Chen Zhongxue, Lu Yan, Lin Tong, Liu Qingzhong, Wang Kai
Department of Epidemiology and Biostatistics, School of Public Health, Indiana University Bloomington, Bloomington, Indiana, United States of America.
Department of Mathematics and Statistics, University of New Mexico, Albuquerque, New Mexico, United States of America.
Genet Epidemiol. 2018 Feb;42(1):95-103. doi: 10.1002/gepi.22098. Epub 2017 Nov 26.
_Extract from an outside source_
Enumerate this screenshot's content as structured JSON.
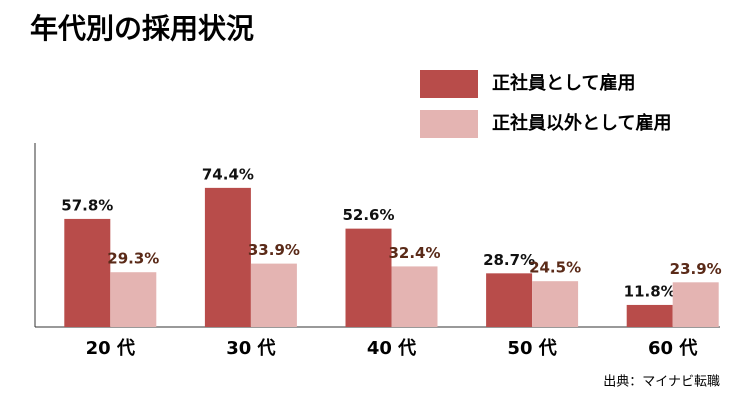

It is well known that using proper weights for genetic variants is crucial in enhancing the power of gene- or pathway-based association tests. To increase the power, we propose a general approach that adaptively selects weights among a class of weight families and apply it to the popular sequencing kernel association test. Through comprehensive simulation studies, we demonstrate that the proposed method can substantially increase power under some conditions. Applications to real data are also presented. This general approach can be extended to all current set-based rare variant association tests whose performances depend on variant's weight assignment.
众所周知,在增强基于基因或通路的关联检验的效能方面,为基因变异使用恰当的权重至关重要。为了提高效能,我们提出一种通用方法,该方法在一类权重族中自适应地选择权重,并将其应用于流行的测序核关联检验。通过全面的模拟研究,我们证明了所提出的方法在某些条件下能够大幅提高效能。还展示了其在实际数据中的应用。这种通用方法可以扩展到所有当前基于集合的罕见变异关联检验,其性能取决于变异的权重分配。